We have certainly come a long way since the 1800s. For instance, even to the common mind, it sounds ludicrous that brandy was used to treat an issue caused by chloroform. They were also administering drugs and having patients die without even realising why. The number of deaths due to chloroform and ether does not seem to have a denominator, which is possibly due to the fact that all this is historic data, that usually tends to be inaccurate. The importance of statistics itself was not recognised until much later.
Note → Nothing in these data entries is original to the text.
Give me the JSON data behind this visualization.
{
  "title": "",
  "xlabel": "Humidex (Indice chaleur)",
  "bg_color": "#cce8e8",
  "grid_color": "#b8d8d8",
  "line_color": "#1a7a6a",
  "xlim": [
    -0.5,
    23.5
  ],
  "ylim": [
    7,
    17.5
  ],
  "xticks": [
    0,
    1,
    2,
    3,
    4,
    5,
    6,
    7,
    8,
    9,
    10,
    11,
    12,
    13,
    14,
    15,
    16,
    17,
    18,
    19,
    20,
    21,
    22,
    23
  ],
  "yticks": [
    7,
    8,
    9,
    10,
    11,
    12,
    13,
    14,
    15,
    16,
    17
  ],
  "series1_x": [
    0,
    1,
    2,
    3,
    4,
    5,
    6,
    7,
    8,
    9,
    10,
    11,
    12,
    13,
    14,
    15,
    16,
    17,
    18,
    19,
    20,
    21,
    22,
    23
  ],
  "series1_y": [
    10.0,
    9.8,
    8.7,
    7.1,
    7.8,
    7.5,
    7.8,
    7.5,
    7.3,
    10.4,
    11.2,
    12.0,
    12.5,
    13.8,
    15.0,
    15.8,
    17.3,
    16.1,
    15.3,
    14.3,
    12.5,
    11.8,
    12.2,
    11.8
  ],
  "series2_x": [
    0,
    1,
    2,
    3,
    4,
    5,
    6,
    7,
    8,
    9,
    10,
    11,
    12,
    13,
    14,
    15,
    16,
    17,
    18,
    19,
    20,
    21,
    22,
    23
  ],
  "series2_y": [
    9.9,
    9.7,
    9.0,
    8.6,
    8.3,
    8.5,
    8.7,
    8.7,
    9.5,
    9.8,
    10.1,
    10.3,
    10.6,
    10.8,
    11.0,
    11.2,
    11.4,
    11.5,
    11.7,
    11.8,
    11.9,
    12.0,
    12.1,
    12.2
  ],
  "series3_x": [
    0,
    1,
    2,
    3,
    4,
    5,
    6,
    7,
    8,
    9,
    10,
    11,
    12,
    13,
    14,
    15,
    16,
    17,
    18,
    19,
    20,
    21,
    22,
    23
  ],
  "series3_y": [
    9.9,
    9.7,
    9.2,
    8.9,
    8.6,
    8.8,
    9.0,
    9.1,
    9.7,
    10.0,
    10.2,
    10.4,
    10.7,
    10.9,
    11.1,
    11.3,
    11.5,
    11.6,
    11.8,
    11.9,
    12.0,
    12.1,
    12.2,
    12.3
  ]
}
Everyone knows clearly what the surgeon does, but it’s quite hazy in anyone’s mind as to what an anaesthesiologist does. We make sure you fall asleep safely, monitoring every breath, heartbeat and blood pressure from the time you are awake to the time you are woken up after the procedure. Just like the popular song.. “Every breath you take…Every move you make”, we watch you and the surgeon’s knife like a hawk and initiate measures to keep you in the pink of health. We are the only wall standing behind you ensuring that blood loss is under acceptable limits, ensuring that your blood sugars and all the other hundreds of molecules circulating within you are in optimum balance. We can exactly monitor how awake or how asleep you are by monitoring your brain waves and act accordingly. An experienced anaesthesiologist will often be able to predict what will go wrong before it does. Safety is the top priority for every anaesthesiologist. All certification exams in this speciality centre around how safe you are as a caregiver, not your novelty or your creativity. Suffice it to say that we steer you to safety from the cockpit. That being said, mishaps do occur but they are few and far in between. So, next time you wake up after surgery and cannot remember the anaesthesiologist’s face, it’s good to bear in mind that the drugs we used, eased you into forgetting what would have been any 17th-century man’s nightmare of a lifetime.